Alternatively sklearn exposes the eigenvalues corresponding to each of the eigenvectors, which correspond to the amount of variance in the original data set that is captured in the new basis dimension.
pca_model.explained_variance_
array([2.93808505, 0.9201649 , 0.14774182])
In fact, this is probably the best way to assess how many components we should target in the transformed space. Let's look at the explained variance when we project into all 4 dimensions:
decomposition.PCA(n_components=4).fit(X_normed).explained_variance_
array([2.93808505, 0.9201649 , 0.14774182, 0.02085386])

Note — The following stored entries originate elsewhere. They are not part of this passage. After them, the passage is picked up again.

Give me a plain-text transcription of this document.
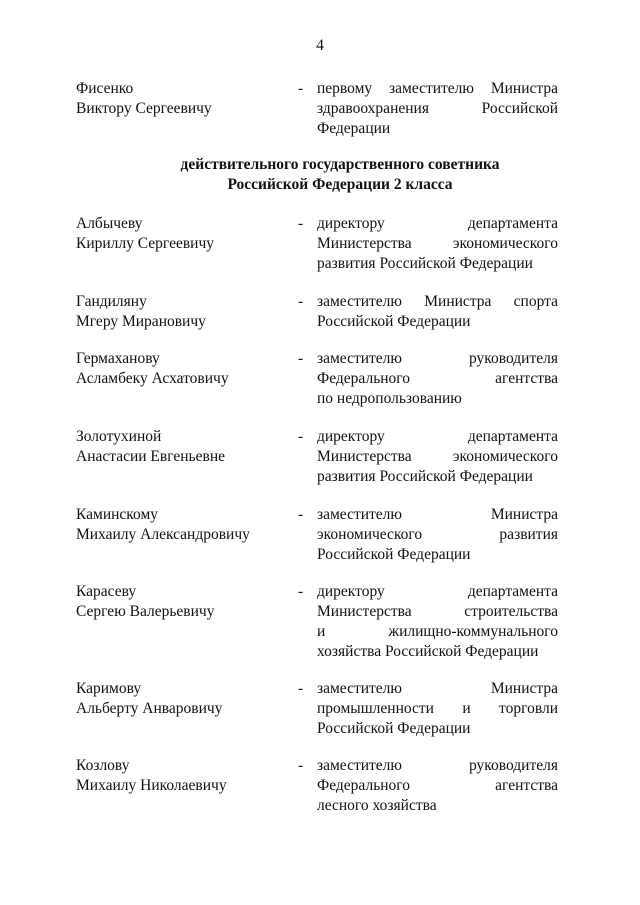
4
Фисенко
Виктору Сергеевичу
- первому заместителю Министра
здравоохранения Российской
Федерации
действительного государственного советника
Российской Федерации 2 класса
Албычеву
Кириллу Сергеевичу
- директору департамента
Министерства экономического
развития Российской Федерации
Гандиляну
Мгеру Мирановичу
- заместителю Министра спорта
Российской Федерации
Гермаханову
Асламбеку Асхатовичу
- заместителю руководителя
Федерального агентства
по недропользованию
Золотухиной
Анастасии Евгеньевне
- директору департамента
Министерства экономического
развития Российской Федерации
Каминскому
Михаилу Александровичу
- заместителю Министра
экономического развития
Российской Федерации
Карасеву
Сергею Валерьевичу
- директору департамента
Министерства строительства
и жилищно-коммунального
хозяйства Российской Федерации
Каримову
Альберту Анваровичу
- заместителю Министра
промышленности и торговли
Российской Федерации
Козлову
Михаилу Николаевичу
- заместителю руководителя
Федерального агентства
лесного хозяйства
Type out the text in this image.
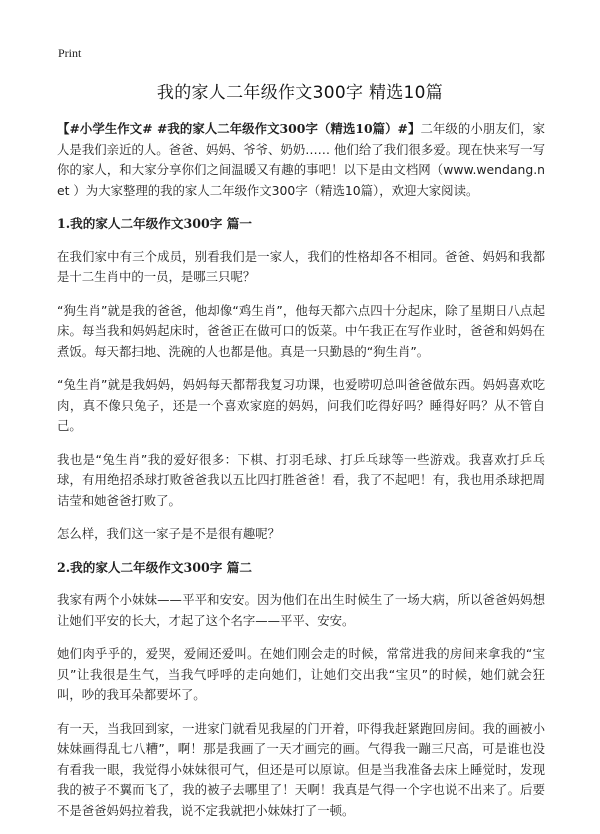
Print
我的家人二年级作文300字 精选10篇

【#小学生作文# #我的家人二年级作文300字（精选10篇）#】二年级的小朋友们，家人是我们亲近的人。爸爸、妈妈、爷爷、奶奶…… 他们给了我们很多爱。现在快来写一写你的家人，和大家分享你们之间温暖又有趣的事吧！以下是由文档网（www.wendang.net ）为大家整理的我的家人二年级作文300字（精选10篇），欢迎大家阅读。

1.我的家人二年级作文300字 篇一

在我们家中有三个成员，别看我们是一家人，我们的性格却各不相同。爸爸、妈妈和我都是十二生肖中的一员，是哪三只呢？

“狗生肖”就是我的爸爸，他却像“鸡生肖”，他每天都六点四十分起床，除了星期日八点起床。每当我和妈妈起床时，爸爸正在做可口的饭菜。中午我正在写作业时，爸爸和妈妈在煮饭。每天都扫地、洗碗的人也都是他。真是一只勤恳的“狗生肖”。

“兔生肖”就是我妈妈，妈妈每天都帮我复习功课，也爱唠叨总叫爸爸做东西。妈妈喜欢吃肉，真不像只兔子，还是一个喜欢家庭的妈妈，问我们吃得好吗？睡得好吗？从不管自己。

我也是“兔生肖”我的爱好很多：下棋、打羽毛球、打乒乓球等一些游戏。我喜欢打乒乓球，有用绝招杀球打败爸爸我以五比四打胜爸爸！看，我了不起吧！有，我也用杀球把周诘莹和她爸爸打败了。

怎么样，我们这一家子是不是很有趣呢？

2.我的家人二年级作文300字 篇二

我家有两个小妹妹——平平和安安。因为他们在出生时候生了一场大病，所以爸爸妈妈想让她们平安的长大，才起了这个名字——平平、安安。

她们肉乎乎的，爱哭，爱闹还爱叫。在她们刚会走的时候，常常进我的房间来拿我的“宝贝”让我很是生气，当我气呼呼的走向她们，让她们交出我“宝贝”的时候，她们就会狂叫，吵的我耳朵都要坏了。

有一天，当我回到家，一进家门就看见我屋的门开着，吓得我赶紧跑回房间。我的画被小妹妹画得乱七八糟”，啊！那是我画了一天才画完的画。气得我一蹦三尺高，可是谁也没有看我一眼，我觉得小妹妹很可气，但还是可以原谅。但是当我准备去床上睡觉时，发现我的被子不翼而飞了，我的被子去哪里了！天啊！我真是气得一个字也说不出来了。后要不是爸爸妈妈拉着我，说不定我就把小妹妹打了一顿。
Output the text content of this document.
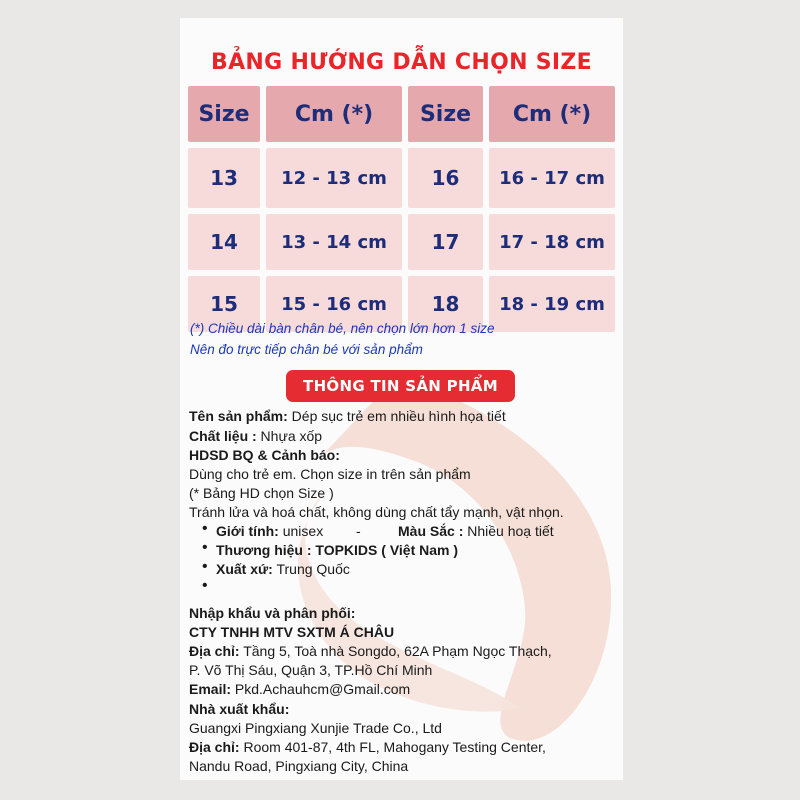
BẢNG HƯỚNG DẪN CHỌN SIZE
Size	Cm (*)	Size	Cm (*)
13	12 - 13 cm	16	16 - 17 cm
14	13 - 14 cm	17	17 - 18 cm
15	15 - 16 cm	18	18 - 19 cm
(*) Chiều dài bàn chân bé, nên chọn lớn hơn 1 size
Nên đo trực tiếp chân bé với sản phẩm
THÔNG TIN SẢN PHẨM
Tên sản phẩm: Dép sục trẻ em nhiều hình họa tiết
Chất liệu : Nhựa xốp
HDSD BQ & Cảnh báo:
Dùng cho trẻ em. Chọn size in trên sản phẩm
(* Bảng HD chọn Size )
Tránh lửa và hoá chất, không dùng chất tẩy mạnh, vật nhọn.
• Giới tính: unisex -	Màu Sắc : Nhiều hoạ tiết
• Thương hiệu : TOPKIDS ( Việt Nam )
• Xuất xứ: Trung Quốc
•
Nhập khẩu và phân phối:
CTY TNHH MTV SXTM Á CHÂU
Địa chỉ: Tầng 5, Toà nhà Songdo, 62A Phạm Ngọc Thạch,
P. Võ Thị Sáu, Quận 3, TP.Hồ Chí Minh
Email: Pkd.Achauhcm@Gmail.com
Nhà xuất khẩu:
Guangxi Pingxiang Xunjie Trade Co., Ltd
Địa chỉ: Room 401-87, 4th FL, Mahogany Testing Center,
Nandu Road, Pingxiang City, China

We can probably achieve a good split over our iris classes just sticking to the first two dimensions after PCA.
X2 = decomposition.PCA(n_components=2).fit_transform(X_normed)
fig, axes = plt.subplots(1, figsize=(15, 5))
axes.scatter(
X2[:, 0],
X2[:, 1],
c=y,
)
<matplotlib.collections.PathCollection at 0x1351eb6e0>
And let's try with 3:
X2 = decomposition.PCA(n_components=3).fit_transform(X_normed)
fig = plt.figure(figsize=(5, 5))
ax = fig.add_subplot(projection='3d')
ax.scatter(
X2[:, 0],
X2[:, 1],
X2[:, 2],
c=y,
)
<mpl_toolkits.mplot3d.art3d.Path3DCollection at 0x137a5ec00>
Revising some assumptions¶
Let's take a look at why it makes sense to maximize the variance along each transformed dimension.
Summary¶
To summarize what was presented here:
dimensionality reduction is a process through which we transform a data set into an approximately equivalent data set with a smaller number of features
PCA or principal component analysis is one method of dimensionality reduction
Hopefully this has given you some intuition for how dimensionality reduction is useful, and for the math behind how PCA achieves it.